Multimodal Asynchronous Kalman Filter for monitoring unstable rock slopes

Abstract

Unstable rock slopes pose a hazard to inhabitants and infrastructure in their vicinity, necessitating advanced monitoring methodologies for timely risk assessment and mitigation. Recent geotechnical monitoring techniques often rely on sensor data fusion to enhance forecasting for imminent failures. Our investigation extends beyond a single sensor type to data fusion for heterogeneous sensor networks using a Multimodal Asynchronous Kalman Filter. We illustrate the application of the proposed method on a case study data set consisting of data from an on-site sensor network enriched by remote sensing data. Employing a Multimodal Asynchronous Kalman Filter, we capitalise on the distinct resolutions inherent in each sensor input. The outcome was a combined dataset with a high spatiotemporal resolution. Our approach facilitates the estimation of essential physical attributes for monitored objects, encompassing translation, rotation, velocities and accelerations.
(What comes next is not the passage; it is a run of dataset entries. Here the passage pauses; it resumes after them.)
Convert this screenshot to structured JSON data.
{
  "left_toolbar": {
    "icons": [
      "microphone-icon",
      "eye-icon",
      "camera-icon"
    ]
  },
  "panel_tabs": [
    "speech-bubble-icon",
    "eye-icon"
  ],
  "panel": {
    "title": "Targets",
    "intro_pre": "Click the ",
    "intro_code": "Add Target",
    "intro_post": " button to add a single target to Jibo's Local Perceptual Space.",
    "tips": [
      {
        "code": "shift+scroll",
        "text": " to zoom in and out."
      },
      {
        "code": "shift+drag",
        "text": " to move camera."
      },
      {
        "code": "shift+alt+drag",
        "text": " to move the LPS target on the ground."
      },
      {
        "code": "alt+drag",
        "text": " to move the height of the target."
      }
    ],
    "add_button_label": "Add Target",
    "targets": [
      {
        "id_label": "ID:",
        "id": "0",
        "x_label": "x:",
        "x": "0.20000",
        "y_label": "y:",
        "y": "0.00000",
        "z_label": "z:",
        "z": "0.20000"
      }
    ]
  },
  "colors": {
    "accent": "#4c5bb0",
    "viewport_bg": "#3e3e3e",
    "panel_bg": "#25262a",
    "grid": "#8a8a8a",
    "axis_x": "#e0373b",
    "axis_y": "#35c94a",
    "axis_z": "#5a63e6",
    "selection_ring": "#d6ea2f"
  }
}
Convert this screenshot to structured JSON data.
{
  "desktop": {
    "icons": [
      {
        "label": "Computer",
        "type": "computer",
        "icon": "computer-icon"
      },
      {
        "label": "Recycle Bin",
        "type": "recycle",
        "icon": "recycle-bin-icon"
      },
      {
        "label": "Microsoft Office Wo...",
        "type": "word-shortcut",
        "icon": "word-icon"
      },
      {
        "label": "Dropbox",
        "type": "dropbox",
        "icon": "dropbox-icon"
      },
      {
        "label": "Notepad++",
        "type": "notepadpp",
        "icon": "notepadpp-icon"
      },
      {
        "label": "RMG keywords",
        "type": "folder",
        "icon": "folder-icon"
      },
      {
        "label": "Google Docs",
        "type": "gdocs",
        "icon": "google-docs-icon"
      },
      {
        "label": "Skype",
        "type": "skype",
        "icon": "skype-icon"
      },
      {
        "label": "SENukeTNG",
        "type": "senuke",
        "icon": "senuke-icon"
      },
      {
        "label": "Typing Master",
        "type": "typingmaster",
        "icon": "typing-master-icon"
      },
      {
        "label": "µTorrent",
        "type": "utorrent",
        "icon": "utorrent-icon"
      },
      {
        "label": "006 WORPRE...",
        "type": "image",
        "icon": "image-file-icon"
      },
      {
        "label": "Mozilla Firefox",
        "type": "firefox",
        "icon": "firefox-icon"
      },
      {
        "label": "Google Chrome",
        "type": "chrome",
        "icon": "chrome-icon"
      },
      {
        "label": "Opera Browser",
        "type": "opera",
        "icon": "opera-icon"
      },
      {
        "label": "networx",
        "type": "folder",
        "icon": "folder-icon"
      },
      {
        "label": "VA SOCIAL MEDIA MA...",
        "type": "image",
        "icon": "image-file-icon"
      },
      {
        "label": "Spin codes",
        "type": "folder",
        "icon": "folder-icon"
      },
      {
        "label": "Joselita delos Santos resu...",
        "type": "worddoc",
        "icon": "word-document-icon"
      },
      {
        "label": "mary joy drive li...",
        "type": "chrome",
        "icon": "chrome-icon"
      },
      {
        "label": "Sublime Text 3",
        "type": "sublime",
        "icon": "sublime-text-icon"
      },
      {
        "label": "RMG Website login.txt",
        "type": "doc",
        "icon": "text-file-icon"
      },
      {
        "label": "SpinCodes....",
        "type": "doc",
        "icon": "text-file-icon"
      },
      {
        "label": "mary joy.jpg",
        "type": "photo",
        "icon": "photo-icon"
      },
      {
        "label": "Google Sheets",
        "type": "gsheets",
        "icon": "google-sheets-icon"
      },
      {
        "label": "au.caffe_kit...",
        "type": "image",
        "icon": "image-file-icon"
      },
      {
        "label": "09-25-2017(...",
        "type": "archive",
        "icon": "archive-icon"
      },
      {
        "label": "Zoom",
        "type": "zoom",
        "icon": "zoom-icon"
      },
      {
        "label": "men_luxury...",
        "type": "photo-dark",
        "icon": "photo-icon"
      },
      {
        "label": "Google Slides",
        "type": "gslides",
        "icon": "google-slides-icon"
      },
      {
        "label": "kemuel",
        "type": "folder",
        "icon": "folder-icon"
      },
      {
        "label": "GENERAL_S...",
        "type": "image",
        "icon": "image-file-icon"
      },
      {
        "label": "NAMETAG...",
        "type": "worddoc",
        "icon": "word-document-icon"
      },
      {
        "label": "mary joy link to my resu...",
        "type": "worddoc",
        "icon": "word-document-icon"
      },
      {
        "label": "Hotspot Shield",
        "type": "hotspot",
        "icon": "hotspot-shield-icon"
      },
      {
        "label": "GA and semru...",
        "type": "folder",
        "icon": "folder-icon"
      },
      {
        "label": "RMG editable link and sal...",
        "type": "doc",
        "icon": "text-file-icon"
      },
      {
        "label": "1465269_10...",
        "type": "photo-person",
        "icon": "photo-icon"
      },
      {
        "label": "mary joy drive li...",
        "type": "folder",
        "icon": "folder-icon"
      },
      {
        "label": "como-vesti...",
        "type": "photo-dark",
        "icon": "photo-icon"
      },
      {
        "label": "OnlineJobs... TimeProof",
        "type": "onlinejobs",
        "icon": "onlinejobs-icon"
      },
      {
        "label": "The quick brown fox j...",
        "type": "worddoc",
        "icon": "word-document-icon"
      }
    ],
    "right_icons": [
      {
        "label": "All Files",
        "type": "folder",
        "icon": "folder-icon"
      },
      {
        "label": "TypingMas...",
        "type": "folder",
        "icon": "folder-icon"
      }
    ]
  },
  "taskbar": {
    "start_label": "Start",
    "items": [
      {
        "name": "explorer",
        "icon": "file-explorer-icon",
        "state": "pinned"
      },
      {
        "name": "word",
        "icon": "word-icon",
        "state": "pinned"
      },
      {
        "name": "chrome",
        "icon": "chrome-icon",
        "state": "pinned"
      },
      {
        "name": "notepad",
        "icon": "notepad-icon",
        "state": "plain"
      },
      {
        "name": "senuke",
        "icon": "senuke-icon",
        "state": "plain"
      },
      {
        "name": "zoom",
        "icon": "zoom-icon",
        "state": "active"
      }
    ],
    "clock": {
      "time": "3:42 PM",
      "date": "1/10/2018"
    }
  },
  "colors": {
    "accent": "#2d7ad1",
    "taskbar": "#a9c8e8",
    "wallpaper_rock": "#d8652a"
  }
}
The case study site was an unstable rock section of ca. 50.000 m3 in Aurland, Norway, which collapsed as a multi-stage failure in July 2023. Our method can be transposed to various sites with distinct sensor networks, enhancing state estimations for objects on unstable rock slopes. These estimations can significantly improve applications such as risk assessment and robust early-warning systems, enhancing predictions of critical failure points.